爬虫主方法
# -*- coding: utf-8 -*-
import sys
import urllib.request
from bs4 import BeautifulSoup
from selenium import webdriver
from selenium.webdriver import DesiredCapabilities
from selenium.webdriver.common.by import By
from selenium.webdriver.support import expected_conditions as EC
from selenium.webdriver.support.wait import WebDriverWait
from selenium.webdriver.support import expected_conditions as EC
import requests
import time
import random
import re
import os
import threading
import chardet
count1 = 0
lock = threading.Lock()
# 用requests方法发送请求,获取年鉴目录数据
def get_result(ybcode, page=1):
try:
# 设定params
data = {'ybcode': ybcode, 'entrycode': '', 'page': page, 'pagerow': '20',
'Referer': 'http://data.cnki.net/Yearbook'}
# 设定请求头
headers = {
'Content-Type': 'application/x-www-form-urlencoded',
'User-Agent': 'Mozilla/5.0 (Windows NT 10.0; WOW64; Trident/7.0; rv:11.0) like Gecko',
# Cookie或许需要不时更新
'Cookie': 'Ecp_ClientId=2201106155502682665; Ecp_LoginStuts={"IsAutoLogin":false,"UserName":"sh0292",'
'"ShowName":"%e4%b8%ad%e5%9b%bd%e7%9f%bf%e4%b8%9a%e5%a4%a7%e5%ad%a6%e5%9b%be%e4%b9%a6%e9%a6%86",'
'"UserType":"bk","BUserName":"","BShowName":"","BUserType":"","r":"R7eKrF"}; '
'c_m_LinID=LinID=WEEvREcwSlJHSldSdmVqeVpQWEhjK2JqNWVTcFpPTFJSTFVLMnUxWGMyQT0'
'=$9A4hF_YAuvQ5obgVAqNKPCYcEjKensW4IQMovwHtwkF4VYPoHbKxJw!!&ot=11/06/2020 17:39:14; '
'LID=WEEvREcwSlJHSldSdmVqeVpQWEhjK2JqNWVTcFpPTFJSTFVLMnUxWGMyQT0'
'=$9A4hF_YAuvQ5obgVAqNKPCYcEjKensW4IQMovwHtwkF4VYPoHbKxJw!!; c_m_expire=2020-11-06 17:39:14; '
'Hm_lvt_911066eb2f53848f7d902db7bb8ac4d7=1604650989,1604651116,1604651168,1604654428; '
'ASP.NET_SessionId=3d0xpwff2pt0exxcclmw3we4; SID=009023; '
'Hm_lpvt_911066eb2f53848f7d902db7bb8ac4d7=1604654428'
,
'Referer': 'https://login.cnki.net/login/?platform=kns&ForceReLogin=1&ReturnURL=https://www.cnki.net/',
}
# 访问查询年鉴目录的地址
url = "https://data.cnki.net/Yearbook/PartialGetCatalogResult"
# 对params进行编码
params = urllib.parse.urlencode(data).encode(encoding='utf-8')
# 封装请求
req = urllib.request.Request(url, params, headers)
# 发送请求并接收结果
r = urllib.request.urlopen(req)
# 读取结果
res = str(r.read(), 'utf-8')
# print(res)
return res
# 此处接收异常直接退出,方便监视程序重新调起爬虫
except Exception as e:
sys.exit(0)
# 获取总页数
def get_pageno(ybcode):
soup = BeautifulSoup(get_result(ybcode), 'lxml')

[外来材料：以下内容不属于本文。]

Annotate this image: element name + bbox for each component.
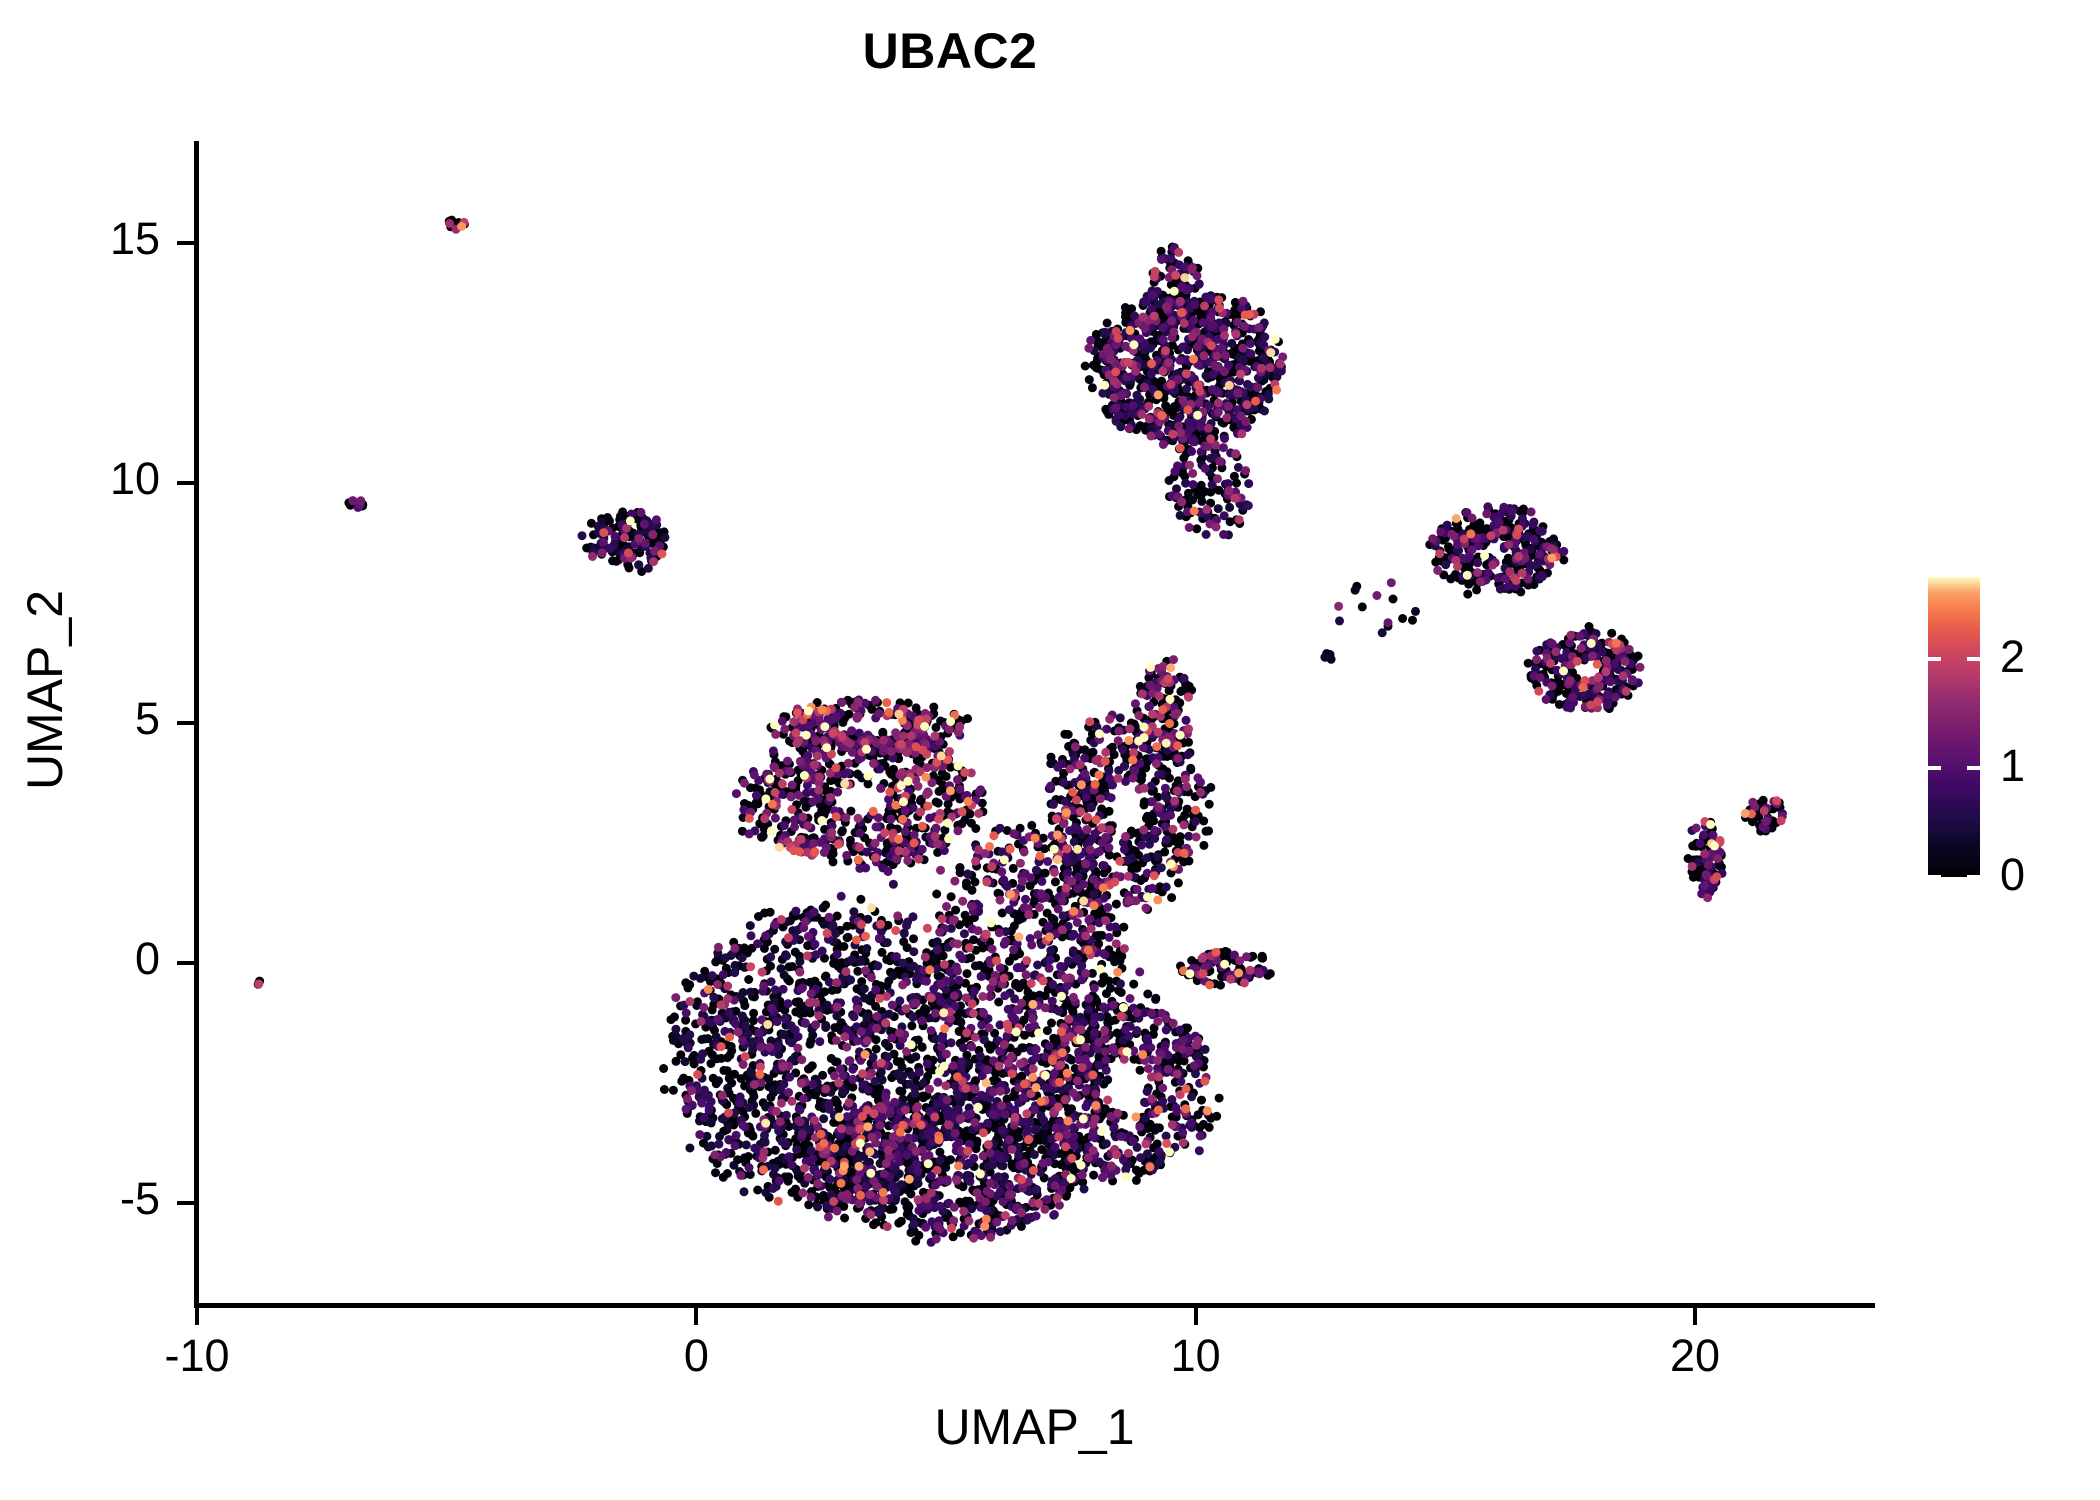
y-axis-tick [177, 961, 194, 965]
x-axis-tick [1693, 1308, 1697, 1325]
y-axis-tick [177, 481, 194, 485]
y-axis-tick-label: 15 [109, 213, 160, 264]
colorbar-tick [1967, 656, 1980, 661]
x-axis-tick-label: 10 [1170, 1330, 1221, 1381]
colorbar-tick-label: 1 [2000, 739, 2026, 791]
x-axis-tick-label: 20 [1669, 1330, 1721, 1381]
colorbar-legend: 0 1 2 [1928, 577, 2088, 907]
colorbar-tick [1928, 656, 1941, 661]
y-axis-title: UMAP_2 [17, 589, 73, 791]
colorbar-tick [1967, 765, 1980, 770]
colorbar-tick [1967, 875, 1980, 879]
y-axis-tick [177, 721, 194, 725]
x-axis-tick-label: -10 [164, 1330, 230, 1381]
x-axis-tick [195, 1308, 199, 1325]
colorbar-tick [1928, 765, 1941, 770]
y-axis-tick [177, 241, 194, 245]
y-axis-line [194, 141, 199, 1307]
colorbar-tick-label: 0 [2000, 849, 2026, 900]
x-axis-line [194, 1303, 1875, 1308]
page-title: UBAC2 [862, 23, 1038, 79]
y-axis-tick-label: -5 [119, 1173, 160, 1224]
colorbar-gradient [1928, 577, 1980, 877]
x-axis-title: UMAP_1 [934, 1399, 1135, 1455]
colorbar-tick [1928, 875, 1941, 879]
x-axis-tick [694, 1308, 699, 1325]
colorbar-tick-label: 2 [2000, 630, 2026, 682]
y-axis-tick [177, 1201, 194, 1205]
x-axis-tick-label: 0 [683, 1330, 709, 1381]
plot-panel [197, 141, 1872, 1304]
x-axis-tick [1193, 1308, 1198, 1325]
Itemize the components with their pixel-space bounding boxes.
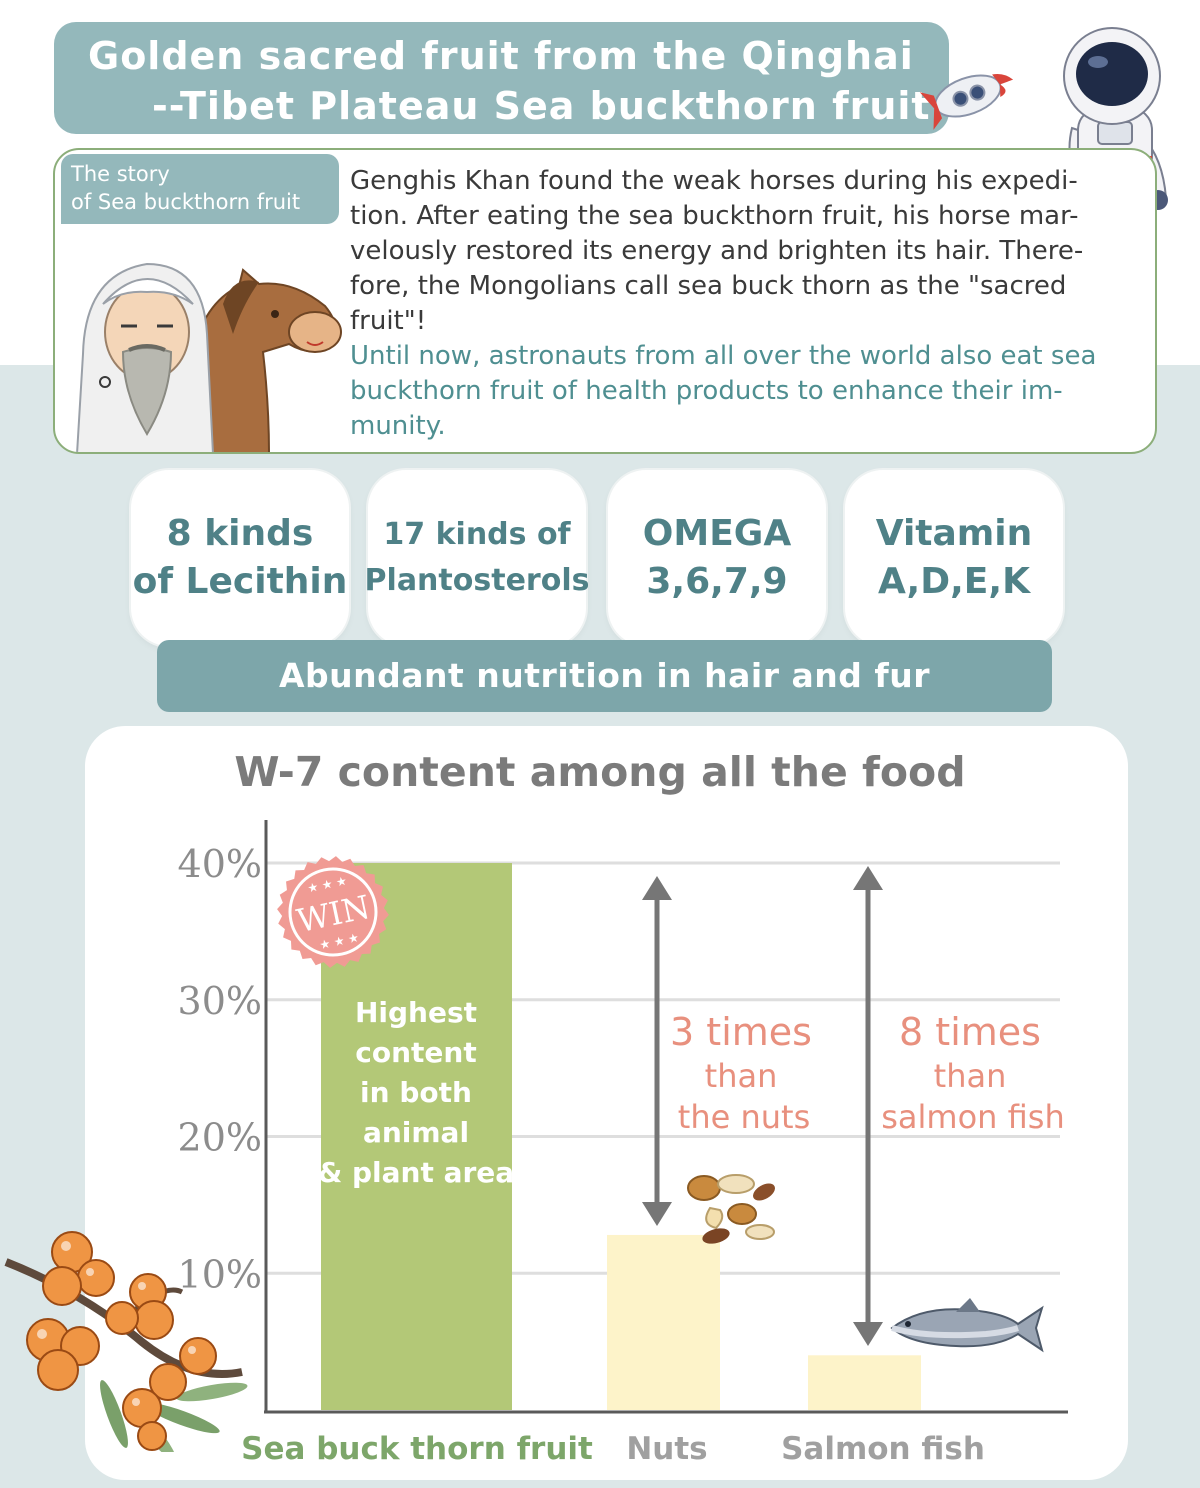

pages = int(soup.select('.s_p_listl')[0].get_text().split("共")[2].split('页')[0])
print('总共' + str(pages) + '页')
return pages
# 数据的清理,除去文本中所有的\n和\r
def dataclear(data):
data = re.sub('\n+', '', data)
data = re.sub('\r+', '', data)
data = re.sub(' +', '', data)
data = re.sub('>+', '-', data)
return data
# 下载知网的统计年鉴之类的所有excel表
def filedata(yearBook, yearBookName):
ybcode = yearBook.get('ybcode')
dictionaryName = os.getcwd() + '/' + yearBook.get('year') + yearBookName
dictionaryName = dataclear(dictionaryName)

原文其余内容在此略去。